Here colmap was "int" already. We made a mistake letting this branch fall
so behind main. I will add my observations in the MR
Il giorno mer 2 giu 2021 alle ore 09:20 Barry Smith <bsmith at petsc.dev> ha
scritto:
>
> Switching the thread to petsc-dev since users don't need this.
>
> Had a nasty failure on one the CI, turned out the GPU colmap was
> declared as PetscInt* but it was copied down from the CPU into the GPU
> memory as int. The power of void* interface. Thus ex5cu.cu which was
> never CI tested was crashing very strangely. By declaring it properly as
> int* I got the example to run with 64 bit indices. Submitted a new pipeline
> to see what else pops up.
>
> I am a bit worried about the csr2csc data structures and code, one line
> declaring csr2csc_i inside the struct disappeared in the rebase on main, I
> stuck it in but don't understand that code at all. I'll report further when
> the CI is done or crashes. I will also need to make sure it is compiled pre
> and post PETSC_PKG_CUDA_VERSION_GE(11,0,0)
>
> I will also investigate this CTABLE business, the GPU doesn't need to
> know or care if the CPU is using a CTABLE or not; it just needs the colmap
> array format that it gets from spreading out the garray anyway to be copied
> to the GPU so PETSc can likely be built with CTABLES as normal; this will
> improve the testing a lot.
>
>
>
> Barry
>
>
> On May 30, 2021, at 11:54 AM, Barry Smith <bsmith at petsc.dev> wrote:
>
>
> I believe I have finally successfully rebased the branch barry/2020-11-11/cleanup-matsetvaluesdevice
> against main and cleaned up all the issues. Please read the commit message.
>
> I have submitted a CI pipeline with ctables turned off temporarily for
> testing of the MatSetValuesDevice(). If it works hopefully Mark can maybe
> run a few additional tests of his Landau code that are not in the usual
> testing to verify and we can finally get the branch into main.
>
> Mark,
>
> Since this change is involved, it is likely your Landau mass matrix
> branch may not rebase cleanly. Let me know if you would like me to do the
> rebase and testing of your Landau mass matrix branch. I can get it ready to
> work with the results of barry/2020-11-11/cleanup-matsetvaluesdevice and
> then hand it back to you for further development.
>
> Barry
>
>
> On May 29, 2021, at 11:32 AM, Barry Smith <bsmith at petsc.dev> wrote:
>
>
> I am working away on this branch, making some progress, also cleaning
> things up with some small simplifications. Hope I can succeed, a bunch of
> stuff got moved around and some structs had changes, the merge could not
> handle some of these so I have to do a good amount of code wrangling to fix
> it.
>
> I'll let you know as I progress.
>
> Barry
>
>
> On May 28, 2021, at 10:53 PM, Barry Smith <bsmith at petsc.dev> wrote:
>
>
> I have rebased and tried to fix everything. I am now fixing the issues
> of --download-openmpi and cuda, once that is done I will test, rebase with
> main again if needed and restart the MR and get it into main.
>
> Barry
>
> I was stupid to let the MR lay fallow, I should have figured out a
> solution to the openmpi and cuda issue instead of punting and waiting for a
> dream fix.
>
>
>
> On May 28, 2021, at 2:39 PM, Mark Adams <mfadams at lbl.gov> wrote:
>
> Thanks,
>
> I did not intend to make any (real) changes.

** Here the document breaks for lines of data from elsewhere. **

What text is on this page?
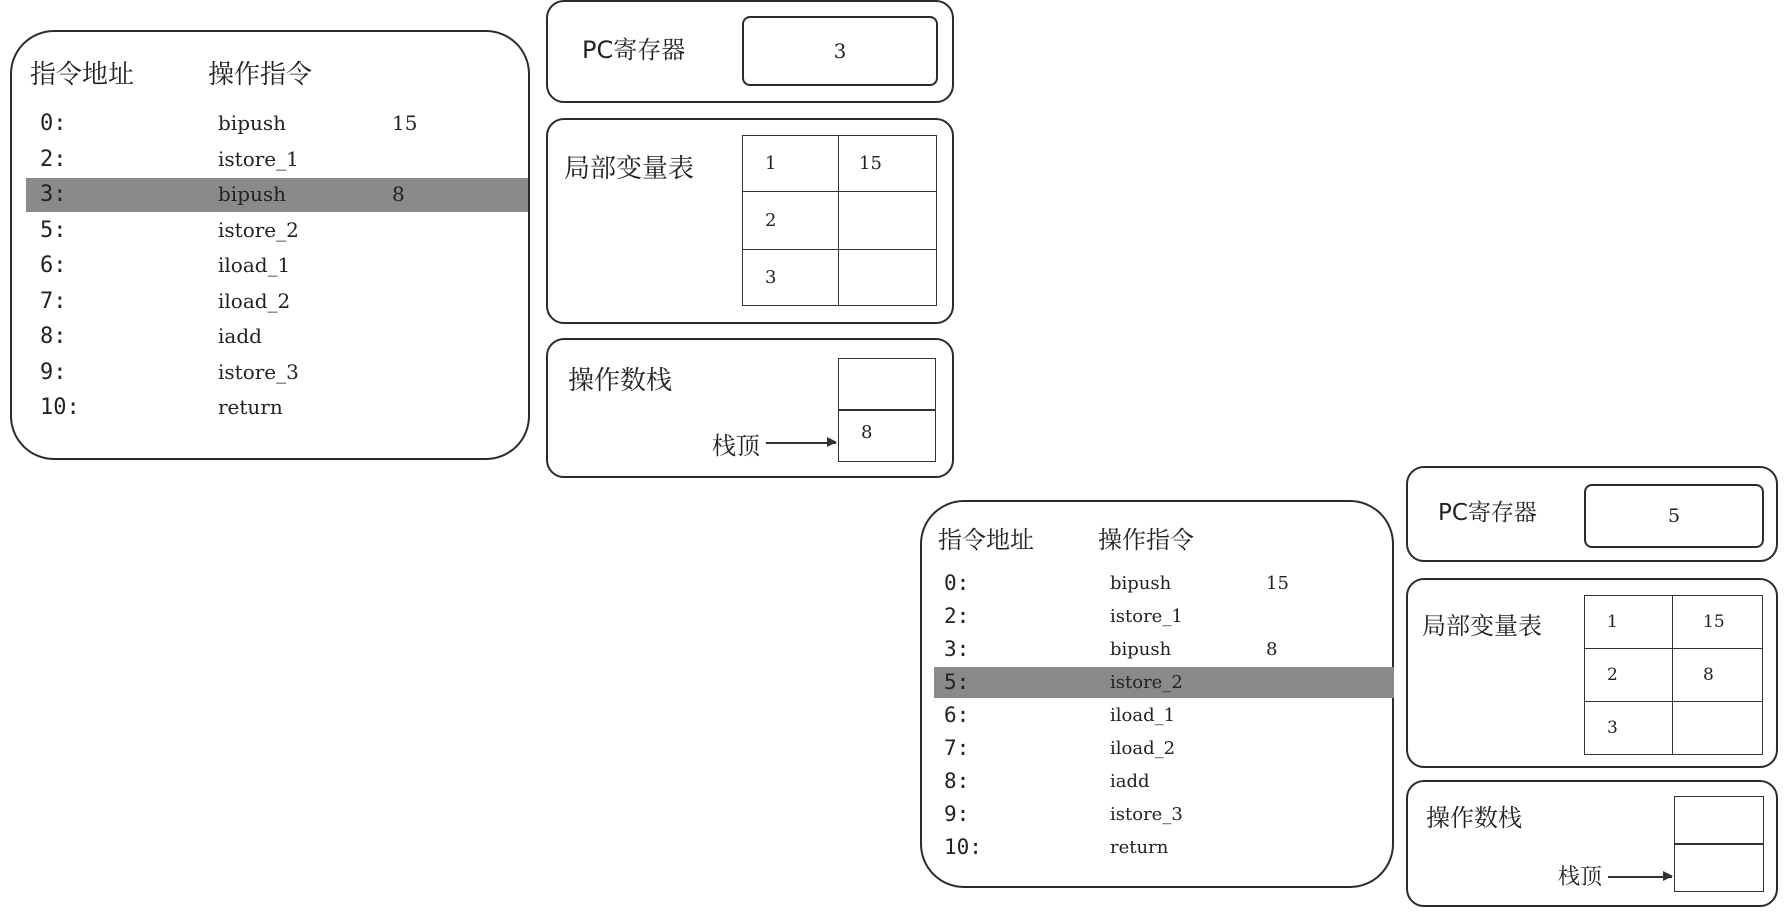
指令地址	操作指令
0:	bipush	15
2:	istore_1
3:	bipush	8
5:	istore_2
6:	iload_1
7:	iload_2
8:	iadd
9:	istore_3
10:	return
PC寄存器	3
局部变量表	1	15
2	
3	
操作数栈
8
栈顶
指令地址	操作指令
0:	bipush	15
2:	istore_1
3:	bipush	8
5:	istore_2
6:	iload_1
7:	iload_2
8:	iadd
9:	istore_3
10:	return
PC寄存器	5
局部变量表	1	15
2	8
3	
操作数栈
栈顶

> The only thing that I did not intend to use from Barry's branch, that
> conflicted, was the help and comment block at the top of ex5cu.cu
>
> * I ended up with two declarations of PetscSplitCSRDataStructure
> * I added some includes to fix errors like this:
> /ccs/home/adams/petsc/include/../src/mat/impls/aij/seq/seqcusparse/cusparsematimpl.h(263):
> error: incomplete type is not allowed
> * I end ended not having csr2csc_i in Mat_SeqAIJCUSPARSE so I get:
> /autofs/nccs-svm1_home1/adams/petsc/src/mat/impls/aij/seq/seqcusparse/
> aijcusparse.cu(1348): error: class "Mat_SeqAIJCUSPARSE" has no member
> "csr2csc_i"
>
>
>
>
> On Fri, May 28, 2021 at 3:13 PM Stefano Zampini <stefano.zampini at gmail.com>
> wrote:
>
>> I can take a quick look at it tomorrow, what are the main changes you
>> made since then?
>>
>> On May 28, 2021, at 9:51 PM, Mark Adams <mfadams at lbl.gov> wrote:
>>
>> I am getting messed up in trying to resolve conflicts in rebasing over
>> main.
>> Is there a better way of doing this?
>> Can I just tell git to use Barry's version and then test it?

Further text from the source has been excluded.